As many readers likely know, the Peruvian theologian Gustavo Gutiérrez, O.P. passed away this past Tuesday evening in a Dominican residence in Lima. Gutiérrez was perhaps the most significant of the founders of Latin American liberation theology and had a profound impact on the Church and the world. His place is assured in any survey of the great theologians of the twentieth century, and the scale of his influence is marked by the fact that his death was covered by the Associated Press and in the New York Times, a rarity for theologians in our secular age.
Of course, Gutiérrez’s real legacy is his insistence on God’s love for the poor and his urgent call for the Church to be on the side of the poor. Writing in America, theologian Michael E. Lee offers a survey of Gutiérrez’s life and theological development that highlights this legacy.

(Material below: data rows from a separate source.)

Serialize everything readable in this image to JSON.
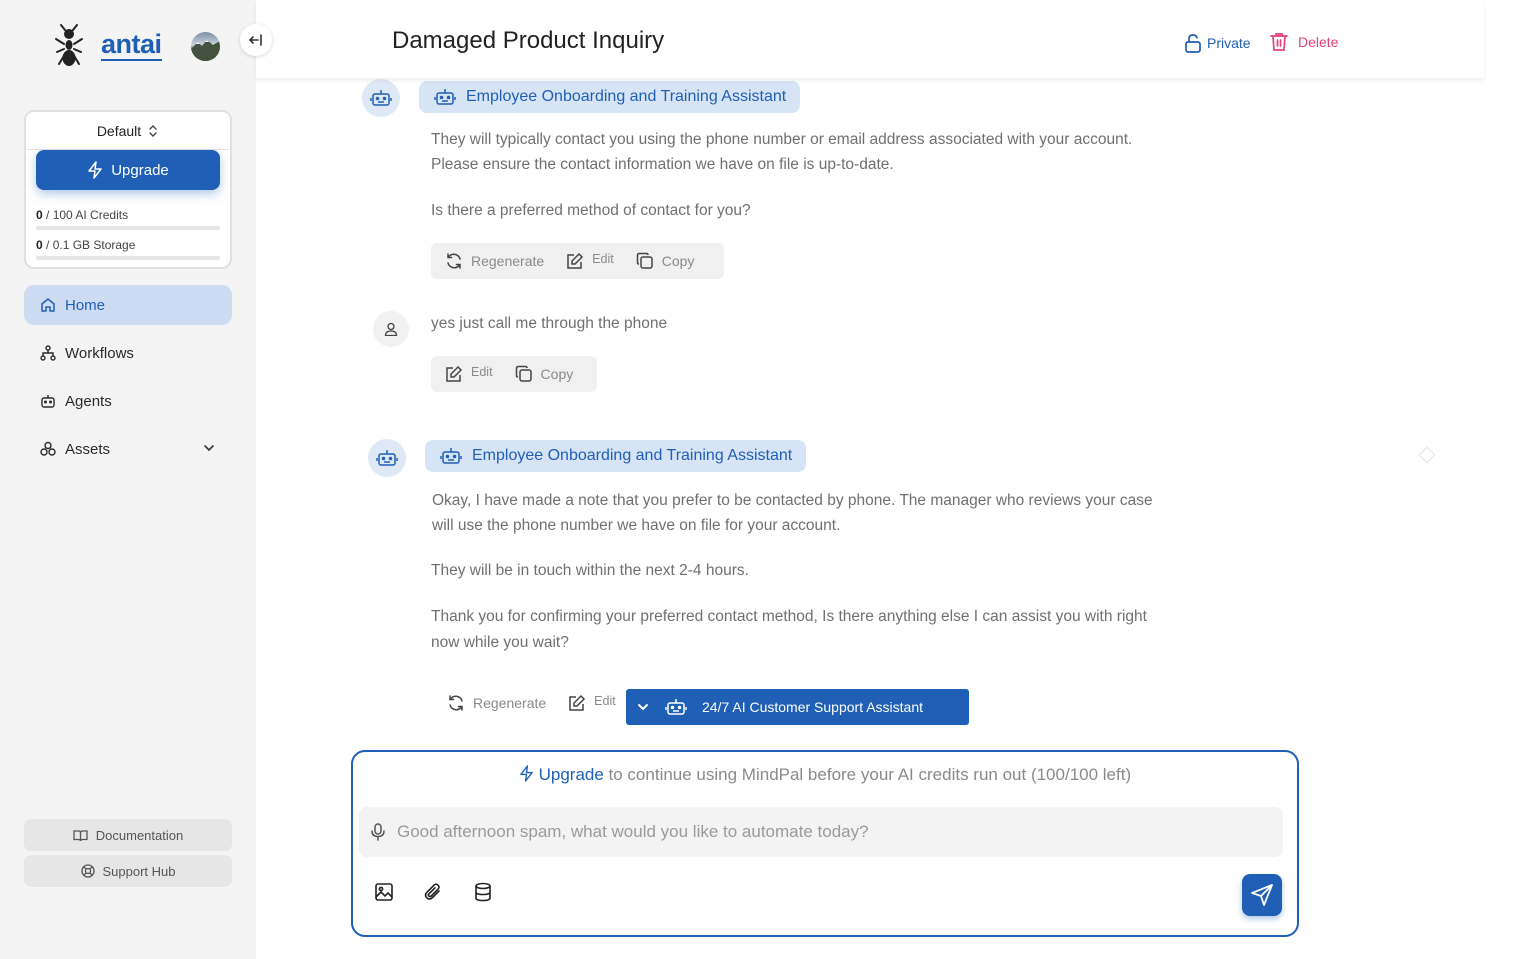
{
  "brand": {
    "name": "antai"
  },
  "sidebar": {
    "workspace": "Default",
    "upgrade_label": "Upgrade",
    "credits": {
      "used": "0",
      "total_text": " / 100 AI Credits",
      "fraction": 0
    },
    "storage": {
      "used": "0",
      "total_text": " / 0.1 GB Storage",
      "fraction": 0
    },
    "nav": [
      {
        "label": "Home",
        "icon": "home-icon",
        "active": true
      },
      {
        "label": "Workflows",
        "icon": "workflow-icon"
      },
      {
        "label": "Agents",
        "icon": "robot-icon"
      },
      {
        "label": "Assets",
        "icon": "assets-icon"
      }
    ],
    "documentation": "Documentation",
    "support": "Support Hub"
  },
  "header": {
    "title": "Damaged Product Inquiry",
    "private_label": "Private",
    "delete_label": "Delete"
  },
  "chat": {
    "messages": [
      {
        "role": "assistant",
        "agent": "Employee Onboarding and Training Assistant",
        "paragraphs": [
          "They will typically contact you using the phone number or email address associated with your account. Please ensure the contact information we have on file is up-to-date.",
          "Is there a preferred method of contact for you?"
        ],
        "actions": {
          "regenerate": "Regenerate",
          "edit": "Edit",
          "copy": "Copy"
        }
      },
      {
        "role": "user",
        "text": "yes just call me through the phone",
        "actions": {
          "edit": "Edit",
          "copy": "Copy"
        }
      },
      {
        "role": "assistant",
        "agent": "Employee Onboarding and Training Assistant",
        "paragraphs": [
          "Okay, I have made a note that you prefer to be contacted by phone. The manager who reviews your case will use the phone number we have on file for your account.",
          "They will be in touch within the next 2-4 hours.",
          "Thank you for confirming your preferred contact method, Is there anything else I can assist you with right now while you wait?"
        ],
        "actions": {
          "regenerate": "Regenerate",
          "edit": "Edit"
        }
      }
    ],
    "agent_selector": "24/7 AI Customer Support Assistant"
  },
  "composer": {
    "upgrade_link": "Upgrade",
    "upgrade_text": " to continue using MindPal before your AI credits run out (100/100 left)",
    "placeholder": "Good afternoon spam, what would you like to automate today?"
  },
  "colors": {
    "accent": "#1f5fb5",
    "danger": "#e3417a",
    "sidebar_bg": "#f4f4f4"
  }
}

One of the most interesting commemorations of Gutiérrez’s life and work has come from Cardinal Gerhard Müller, the former Prefect of the Dicastery for the Doctrine of Faith. Müller, who was appointed prefect by Pope Benedict XVI in 2012 and is perhaps best known for his criticisms of Pope Francis on a variety of issues, particularly after the former’s resignation at the end of his term as prefect in 2017. Nevertheless, Müller has long been sympathetic to the core insights of liberation theology. He and a group of other German and Austrian theologians had attended a seminar taught by Gutiérrez at the Instituto Bartolomé de Las Casas in Lima, which the latter had established in 1974. Müller and Gutiérrez became friends, with the latter attending the former’s episcopal consecration in Regensburg, Germany in 2002. The two co-authored the book On the Side of the Poor: The Theology of Liberation in 2013, with the English translation published in 2015. When the book was first published, Gutiérrez was welcomed to the Vatican by Pope Francis, a sign of both Gutiérrez’s lasting influence and of the changing fortunes of liberation theology in the Vatican. Speaking with OSV News, Müller expressed his faith that Gutiérrez is now among the communion of saints and affirmed the lasting legacy of Gutiérrez’s theological work.
I only met Gutiérrez once, at a conference at the University of Notre Dame, although I’ve visited the Instituto Bartolomé de Las Casas with undergraduate students on multiple occasions. Even though we did not have a personal friendship, as I described in this article from last year, he has nevertheless been a longtime intellectual and spiritual companion.
On Thursday, the Vatican released a new encyclical of Pope Francis, Dilexit Nos, on the Sacred Heart of Jesus. In addition to recommending this traditional form of popular piety, the encyclical delves into theological anthropology, focusing on the heart as a person’s spiritual core. One of the most commented upon aspects of the encyclical is the fact that Francis returns to his critique of the “technocratic paradigm” first found in the 2015 encyclical Laudato Si’; in Dilexit Nos, he emphasizes the importance of the “heart” in “this age of artificial intelligence” (#20).
I haven’t had a chance to read the encyclical yet but will offer my thoughts as soon as I get a chance. I can’t help but note that last year Francis also authored an apostolic letter on the 17th-century French mathematician, scientist, and philosopher Blaise Pascal. There’s a certain irony that the Jesuit pope wrote in praise of the vehemently anti-Jesuit Pascal! The Jesuits, however, have a special devotion to the Sacred Heart of Jesus going back to the late 17th century, when the French nun Margaret Mary Alacoque received visions of Christ encouraging devotion to his Sacred Heart, a message she shared with Fr. Claude La Colombière, S.J., her religious community’s confessor. Devotion to the Sacred Heart became a polemical weapon against the Jansenists, emphasizing God’s loving mercy in contrast to the Jansenist view that Christ had died only for the elect. Perhaps Pope Francis’s intent is to signal the reconciliation of these competing currents in early modern Catholicism.
Back in June when Francis first announced he was working on a document on the theme of the Sacred Heart, I wrote an article on the great 20th-century Jesuit theologian Karl Rahner’s theology of the Sacred Heart. Like Pope Francis, Rahner focuses on the anthropological and spiritual significance of the heart (in fact, Francis cites Rahner in paragraph 15 of the encyclical). Rahner saw devotion to the Sacred Heart as an act of hope in the midst of the immense suffering of the modern world, a theme to which Francis likewise appeals.